Elasticsearch分片、副本与路由(shard replica routing)
本文讲述，如何理解Elasticsearch的分片、副本和路由策略。

1、预备知识

1）分片（shard）

Elasticsearch集群允许系统存储的数据量超过单机容量，实现这一目标引入分片策略shard。在一个索引index中，数据（document）被分片处理（sharding）到多个分片上。Elasticsearch屏蔽了管理分片的复杂性，使得多个分片呈现出一个大索引的样子。

2）副本（replica）

为了提升访问压力过大是单机无法处理所有请求的问题，Elasticsearch集群引入了副本策略replica。

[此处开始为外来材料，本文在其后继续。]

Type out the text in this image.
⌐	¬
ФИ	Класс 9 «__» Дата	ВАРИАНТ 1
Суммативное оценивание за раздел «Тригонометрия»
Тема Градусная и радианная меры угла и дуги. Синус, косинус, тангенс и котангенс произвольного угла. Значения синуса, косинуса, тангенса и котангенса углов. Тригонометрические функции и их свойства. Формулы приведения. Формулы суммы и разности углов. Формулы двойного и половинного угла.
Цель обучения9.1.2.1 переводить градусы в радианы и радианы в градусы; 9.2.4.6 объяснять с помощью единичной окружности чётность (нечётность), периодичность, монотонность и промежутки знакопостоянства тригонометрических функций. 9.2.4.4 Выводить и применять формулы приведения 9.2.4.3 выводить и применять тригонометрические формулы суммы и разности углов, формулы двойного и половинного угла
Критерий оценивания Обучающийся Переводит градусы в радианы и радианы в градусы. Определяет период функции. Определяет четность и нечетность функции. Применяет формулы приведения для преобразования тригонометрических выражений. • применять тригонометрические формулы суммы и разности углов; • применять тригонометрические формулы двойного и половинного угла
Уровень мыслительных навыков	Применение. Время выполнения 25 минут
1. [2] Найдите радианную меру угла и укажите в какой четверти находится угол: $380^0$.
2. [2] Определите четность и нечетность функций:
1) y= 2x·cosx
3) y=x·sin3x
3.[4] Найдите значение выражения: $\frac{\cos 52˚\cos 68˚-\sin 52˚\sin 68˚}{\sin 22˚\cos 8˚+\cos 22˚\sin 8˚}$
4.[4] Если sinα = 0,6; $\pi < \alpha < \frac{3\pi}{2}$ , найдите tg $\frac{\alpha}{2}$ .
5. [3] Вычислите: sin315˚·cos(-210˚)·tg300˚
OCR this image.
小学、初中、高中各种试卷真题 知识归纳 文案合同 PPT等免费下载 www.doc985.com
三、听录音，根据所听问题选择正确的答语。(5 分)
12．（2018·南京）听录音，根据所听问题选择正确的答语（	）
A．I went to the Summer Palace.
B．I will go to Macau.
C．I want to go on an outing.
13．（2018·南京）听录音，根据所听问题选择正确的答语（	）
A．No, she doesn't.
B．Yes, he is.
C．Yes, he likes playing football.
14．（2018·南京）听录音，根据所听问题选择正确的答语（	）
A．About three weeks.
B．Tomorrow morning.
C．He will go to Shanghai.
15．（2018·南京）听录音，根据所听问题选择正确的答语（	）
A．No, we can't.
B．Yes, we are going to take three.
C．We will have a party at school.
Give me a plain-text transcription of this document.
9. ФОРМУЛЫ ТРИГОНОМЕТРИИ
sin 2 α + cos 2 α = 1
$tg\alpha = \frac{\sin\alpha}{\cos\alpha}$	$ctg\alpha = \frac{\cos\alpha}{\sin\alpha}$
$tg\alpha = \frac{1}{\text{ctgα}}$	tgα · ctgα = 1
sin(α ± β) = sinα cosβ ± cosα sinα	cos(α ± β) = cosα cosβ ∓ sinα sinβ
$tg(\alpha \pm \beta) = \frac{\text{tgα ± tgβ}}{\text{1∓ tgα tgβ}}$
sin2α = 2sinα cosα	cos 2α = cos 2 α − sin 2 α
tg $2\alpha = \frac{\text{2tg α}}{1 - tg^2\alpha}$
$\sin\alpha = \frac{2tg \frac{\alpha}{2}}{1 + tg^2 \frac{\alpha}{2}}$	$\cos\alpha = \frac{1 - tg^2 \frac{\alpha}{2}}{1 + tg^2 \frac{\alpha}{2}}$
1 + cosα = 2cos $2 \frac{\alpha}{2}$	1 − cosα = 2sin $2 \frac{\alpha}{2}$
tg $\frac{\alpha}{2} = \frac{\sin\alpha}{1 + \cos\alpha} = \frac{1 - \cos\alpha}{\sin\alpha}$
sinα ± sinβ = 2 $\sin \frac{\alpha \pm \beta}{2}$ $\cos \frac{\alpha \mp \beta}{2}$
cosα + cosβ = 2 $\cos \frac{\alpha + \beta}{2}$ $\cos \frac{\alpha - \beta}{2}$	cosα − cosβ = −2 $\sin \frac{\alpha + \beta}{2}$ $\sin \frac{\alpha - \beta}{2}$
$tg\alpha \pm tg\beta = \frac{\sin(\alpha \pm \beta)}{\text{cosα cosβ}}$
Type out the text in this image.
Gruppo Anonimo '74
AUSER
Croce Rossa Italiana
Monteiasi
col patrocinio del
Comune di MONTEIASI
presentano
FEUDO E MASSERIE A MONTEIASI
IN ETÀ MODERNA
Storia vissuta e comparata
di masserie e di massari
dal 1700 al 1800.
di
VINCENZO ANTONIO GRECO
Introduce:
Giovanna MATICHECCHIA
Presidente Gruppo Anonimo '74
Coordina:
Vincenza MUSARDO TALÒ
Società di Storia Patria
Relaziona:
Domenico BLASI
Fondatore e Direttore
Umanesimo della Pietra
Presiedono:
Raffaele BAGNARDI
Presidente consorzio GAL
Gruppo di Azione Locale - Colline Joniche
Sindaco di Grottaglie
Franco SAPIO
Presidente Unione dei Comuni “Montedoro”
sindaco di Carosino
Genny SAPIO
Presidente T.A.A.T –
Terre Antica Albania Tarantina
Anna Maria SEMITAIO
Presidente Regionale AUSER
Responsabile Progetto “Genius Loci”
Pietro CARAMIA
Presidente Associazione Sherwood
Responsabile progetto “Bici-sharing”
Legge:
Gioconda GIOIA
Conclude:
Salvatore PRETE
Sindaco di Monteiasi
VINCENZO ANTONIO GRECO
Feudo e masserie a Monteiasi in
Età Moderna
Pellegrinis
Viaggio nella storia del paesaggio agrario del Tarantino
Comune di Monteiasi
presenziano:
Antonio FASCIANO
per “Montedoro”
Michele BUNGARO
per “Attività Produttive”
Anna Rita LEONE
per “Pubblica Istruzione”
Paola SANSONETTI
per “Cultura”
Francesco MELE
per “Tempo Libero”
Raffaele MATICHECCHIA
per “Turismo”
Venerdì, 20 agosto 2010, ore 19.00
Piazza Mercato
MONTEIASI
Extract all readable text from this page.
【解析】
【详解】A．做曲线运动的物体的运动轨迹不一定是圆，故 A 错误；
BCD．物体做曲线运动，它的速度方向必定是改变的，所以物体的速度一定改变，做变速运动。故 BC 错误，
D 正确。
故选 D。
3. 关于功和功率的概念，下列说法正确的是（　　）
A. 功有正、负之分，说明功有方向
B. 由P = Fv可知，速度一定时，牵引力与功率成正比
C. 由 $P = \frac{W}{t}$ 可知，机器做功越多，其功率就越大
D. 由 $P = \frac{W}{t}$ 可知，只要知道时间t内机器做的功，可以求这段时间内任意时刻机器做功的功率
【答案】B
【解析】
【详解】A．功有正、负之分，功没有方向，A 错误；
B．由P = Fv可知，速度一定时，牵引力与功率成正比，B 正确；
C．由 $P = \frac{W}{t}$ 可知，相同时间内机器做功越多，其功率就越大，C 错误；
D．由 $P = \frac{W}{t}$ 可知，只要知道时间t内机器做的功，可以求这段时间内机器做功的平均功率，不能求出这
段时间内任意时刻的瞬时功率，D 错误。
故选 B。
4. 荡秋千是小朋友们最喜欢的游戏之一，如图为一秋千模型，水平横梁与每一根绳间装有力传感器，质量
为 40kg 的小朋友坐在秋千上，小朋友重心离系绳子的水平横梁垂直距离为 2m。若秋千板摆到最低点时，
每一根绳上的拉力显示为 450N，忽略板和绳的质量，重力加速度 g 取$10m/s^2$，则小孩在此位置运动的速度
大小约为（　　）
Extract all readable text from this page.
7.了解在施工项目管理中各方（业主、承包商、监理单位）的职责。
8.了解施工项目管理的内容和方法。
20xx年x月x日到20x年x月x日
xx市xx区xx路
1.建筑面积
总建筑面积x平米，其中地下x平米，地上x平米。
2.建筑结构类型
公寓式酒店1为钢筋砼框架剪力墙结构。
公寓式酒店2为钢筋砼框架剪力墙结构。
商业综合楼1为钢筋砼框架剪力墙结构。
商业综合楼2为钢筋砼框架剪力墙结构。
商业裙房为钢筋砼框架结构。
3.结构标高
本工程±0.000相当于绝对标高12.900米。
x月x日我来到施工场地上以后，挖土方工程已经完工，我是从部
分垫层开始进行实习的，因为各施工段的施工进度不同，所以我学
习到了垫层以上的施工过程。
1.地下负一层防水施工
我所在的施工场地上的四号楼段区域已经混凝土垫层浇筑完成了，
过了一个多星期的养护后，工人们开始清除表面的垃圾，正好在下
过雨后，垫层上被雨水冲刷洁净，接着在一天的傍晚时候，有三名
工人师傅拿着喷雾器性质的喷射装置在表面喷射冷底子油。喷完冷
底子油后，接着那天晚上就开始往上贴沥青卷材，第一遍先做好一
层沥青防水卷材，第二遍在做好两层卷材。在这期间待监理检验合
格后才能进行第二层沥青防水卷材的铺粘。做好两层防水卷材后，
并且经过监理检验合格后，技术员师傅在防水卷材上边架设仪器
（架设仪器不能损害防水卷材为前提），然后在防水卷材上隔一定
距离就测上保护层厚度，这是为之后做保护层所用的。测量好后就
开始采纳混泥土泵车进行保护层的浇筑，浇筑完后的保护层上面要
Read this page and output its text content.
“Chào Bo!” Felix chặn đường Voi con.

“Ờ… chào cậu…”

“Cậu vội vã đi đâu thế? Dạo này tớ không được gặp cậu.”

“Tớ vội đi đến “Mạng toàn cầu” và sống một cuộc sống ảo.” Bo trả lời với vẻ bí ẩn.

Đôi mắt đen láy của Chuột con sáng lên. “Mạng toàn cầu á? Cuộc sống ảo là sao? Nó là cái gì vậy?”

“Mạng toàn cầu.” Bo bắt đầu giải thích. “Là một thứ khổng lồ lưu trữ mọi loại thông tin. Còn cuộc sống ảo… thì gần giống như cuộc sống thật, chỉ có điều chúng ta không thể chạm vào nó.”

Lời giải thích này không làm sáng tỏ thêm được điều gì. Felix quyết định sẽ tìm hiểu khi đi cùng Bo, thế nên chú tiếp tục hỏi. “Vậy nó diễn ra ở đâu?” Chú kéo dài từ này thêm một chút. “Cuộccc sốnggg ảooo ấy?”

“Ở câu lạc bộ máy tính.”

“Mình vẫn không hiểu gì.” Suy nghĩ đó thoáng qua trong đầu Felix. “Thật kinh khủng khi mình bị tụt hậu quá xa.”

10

副本策略对index中的每个分片创建冗余的副本，处理查询时可以把这些副本当做主分片来对待（primary shard），此外副本策略提供了高可用和数据安全的保障，当分片所在的机器宕机，Elasticsearch可以使用其副本进行恢复，从而避免数据丢失。

3）路由（routing）

当向Elasticsearch存放数据时，根据文档标识符_id将文档分配到多个分片上，负载均衡算法只需要实现平均即可。当取用数据时，查询所有的分片然后汇总结果，而并不必须知道数据到底存在哪个分片上。带来的问题是，在查询时，要查询所有的分片然后汇总结果，造成性能的损耗，在不乐观的情况下，有些分片的查询可能失败(failed)，造成结果不准确。为了避免这个问题，引入了路由功能（routing），在存入时通过路由键将数据存入指定分片，在查询的时候可以通过相同的路由键指明在哪个分片将数据查出来。

默认情况下，索引数据的分片算法如下
shard_num = hash(_routing) % num_primary_shards
routing字段的取值，默认是_id字段或者是_parent字段，这样的取值在hash之后再与有多少个shard的数量取模，最终得到这条数据应该在被分配在那个一个shard上，也就是说默认是基于hash的分片，保证在每个shard上数据量都近似平均，这样就不会出现负载不均衡的情况，然后在检索的时候，es默认会搜索所有shard上的数据，最后在master节点上汇聚在处理后，返回最终数据。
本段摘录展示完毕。